22 MAR, 2023
By Rötger Franz
In light of the recent events surrounding Silicon Valley Bank, Credit Suisse, and others we reiterate that the situation is not a crisis in the insurance sector. Contagion risk for the insurance sector is very remote in our view and the recent revaluation of subordinated insurance paper is in our view an opportunity to add subordinated insurance paper. In this context we would like to highlight the following:
Insurance | Banks | |
Main Risk | Reserve adequacy | Liquidity |
Empiric evidence of «run risk» | Little | High |
Extension Risk | Strong Track Record of «meeting investor expectations» | Opportunistic behaviour in «meeting investor expectations» |
Asset- & Liability Mismatch | Event driven liabilities, Asset-Liability Mismatch is low and not part of business | Asset-Liability Mismatch is source of earnings and risk |
Probability of regulatory intervention | Large capital buffers; regulatory interventions are rare | Several additional capital buffers (Systemic Risk Buffer, Countercyclical Buffer) make required capital more volatile and regulatory interventions more likely |
Claims/Losses | Claims are pre-financed by premiums; settlement of claims can take weeks or even years.
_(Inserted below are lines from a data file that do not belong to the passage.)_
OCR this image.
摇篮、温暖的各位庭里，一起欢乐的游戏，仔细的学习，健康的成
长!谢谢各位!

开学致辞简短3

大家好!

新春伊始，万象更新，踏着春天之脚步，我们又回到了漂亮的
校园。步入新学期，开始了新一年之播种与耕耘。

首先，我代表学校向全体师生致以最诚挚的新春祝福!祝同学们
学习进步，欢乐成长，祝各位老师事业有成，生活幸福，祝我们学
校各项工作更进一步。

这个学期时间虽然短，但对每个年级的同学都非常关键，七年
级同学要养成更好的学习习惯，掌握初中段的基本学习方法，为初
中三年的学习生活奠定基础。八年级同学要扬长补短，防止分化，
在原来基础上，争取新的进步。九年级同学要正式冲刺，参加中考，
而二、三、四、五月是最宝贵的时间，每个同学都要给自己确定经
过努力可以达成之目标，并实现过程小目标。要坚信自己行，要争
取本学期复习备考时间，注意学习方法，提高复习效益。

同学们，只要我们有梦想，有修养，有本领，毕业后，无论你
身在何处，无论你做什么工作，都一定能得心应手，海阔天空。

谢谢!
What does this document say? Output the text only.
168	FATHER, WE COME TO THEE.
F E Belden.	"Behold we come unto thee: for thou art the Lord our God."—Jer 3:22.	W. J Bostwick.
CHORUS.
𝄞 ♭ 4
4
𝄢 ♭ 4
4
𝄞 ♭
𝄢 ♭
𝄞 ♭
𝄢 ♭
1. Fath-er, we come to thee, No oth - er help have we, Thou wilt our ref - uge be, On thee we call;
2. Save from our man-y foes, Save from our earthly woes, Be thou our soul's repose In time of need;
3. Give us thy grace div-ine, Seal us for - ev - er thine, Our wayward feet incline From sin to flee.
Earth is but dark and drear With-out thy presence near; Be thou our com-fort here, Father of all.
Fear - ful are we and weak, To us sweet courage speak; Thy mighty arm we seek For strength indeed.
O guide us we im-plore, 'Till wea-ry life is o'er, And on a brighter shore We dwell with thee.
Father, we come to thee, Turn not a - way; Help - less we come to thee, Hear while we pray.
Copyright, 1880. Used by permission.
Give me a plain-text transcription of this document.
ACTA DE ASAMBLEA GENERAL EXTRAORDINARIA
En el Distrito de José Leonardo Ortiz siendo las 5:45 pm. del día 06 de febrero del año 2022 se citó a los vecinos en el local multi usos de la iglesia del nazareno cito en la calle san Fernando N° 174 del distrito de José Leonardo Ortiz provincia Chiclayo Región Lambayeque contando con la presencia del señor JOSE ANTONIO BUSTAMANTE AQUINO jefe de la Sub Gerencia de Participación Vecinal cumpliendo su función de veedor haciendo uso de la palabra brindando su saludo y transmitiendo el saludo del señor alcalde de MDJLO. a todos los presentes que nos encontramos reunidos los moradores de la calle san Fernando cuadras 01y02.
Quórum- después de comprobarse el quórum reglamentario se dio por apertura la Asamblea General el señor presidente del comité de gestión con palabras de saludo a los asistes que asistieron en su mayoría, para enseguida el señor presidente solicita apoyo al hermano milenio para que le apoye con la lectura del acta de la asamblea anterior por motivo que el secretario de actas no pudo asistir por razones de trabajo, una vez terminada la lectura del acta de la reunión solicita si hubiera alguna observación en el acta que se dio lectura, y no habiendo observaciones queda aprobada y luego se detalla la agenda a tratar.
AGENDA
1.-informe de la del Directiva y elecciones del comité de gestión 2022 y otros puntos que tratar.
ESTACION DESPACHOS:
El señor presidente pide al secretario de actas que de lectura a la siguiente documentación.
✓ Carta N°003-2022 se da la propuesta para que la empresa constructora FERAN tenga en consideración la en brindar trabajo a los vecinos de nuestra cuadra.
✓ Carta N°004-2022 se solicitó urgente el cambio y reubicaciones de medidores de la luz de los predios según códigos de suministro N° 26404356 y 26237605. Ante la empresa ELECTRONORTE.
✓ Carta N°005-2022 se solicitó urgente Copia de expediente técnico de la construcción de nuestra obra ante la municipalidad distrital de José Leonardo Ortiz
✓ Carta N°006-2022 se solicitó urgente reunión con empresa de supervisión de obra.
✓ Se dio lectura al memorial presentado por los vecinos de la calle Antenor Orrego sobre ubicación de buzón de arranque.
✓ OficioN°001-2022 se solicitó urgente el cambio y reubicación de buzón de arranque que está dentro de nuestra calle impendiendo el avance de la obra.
Time lag enables insurers to consider their options to maintain their capitalisation | Losses occur quickly and can develop into “self-fulfilling prophecies” damaging trust in the financial institution |
Against this background, there is in our view no fundamental support for the recent revaluation of subordinated insurance debt which was caused by a general financials sell-off and rebalancing of portfolios. Instead, investors benefit from the limited impact of the current situation in the banking sector on the credit quality of insurers and the absence of contagion risk in the insurance sector. I.e. the recent sell-off offers a good window of opportunity for investors to invest in the high quality of insurance balance sheets at very low levels.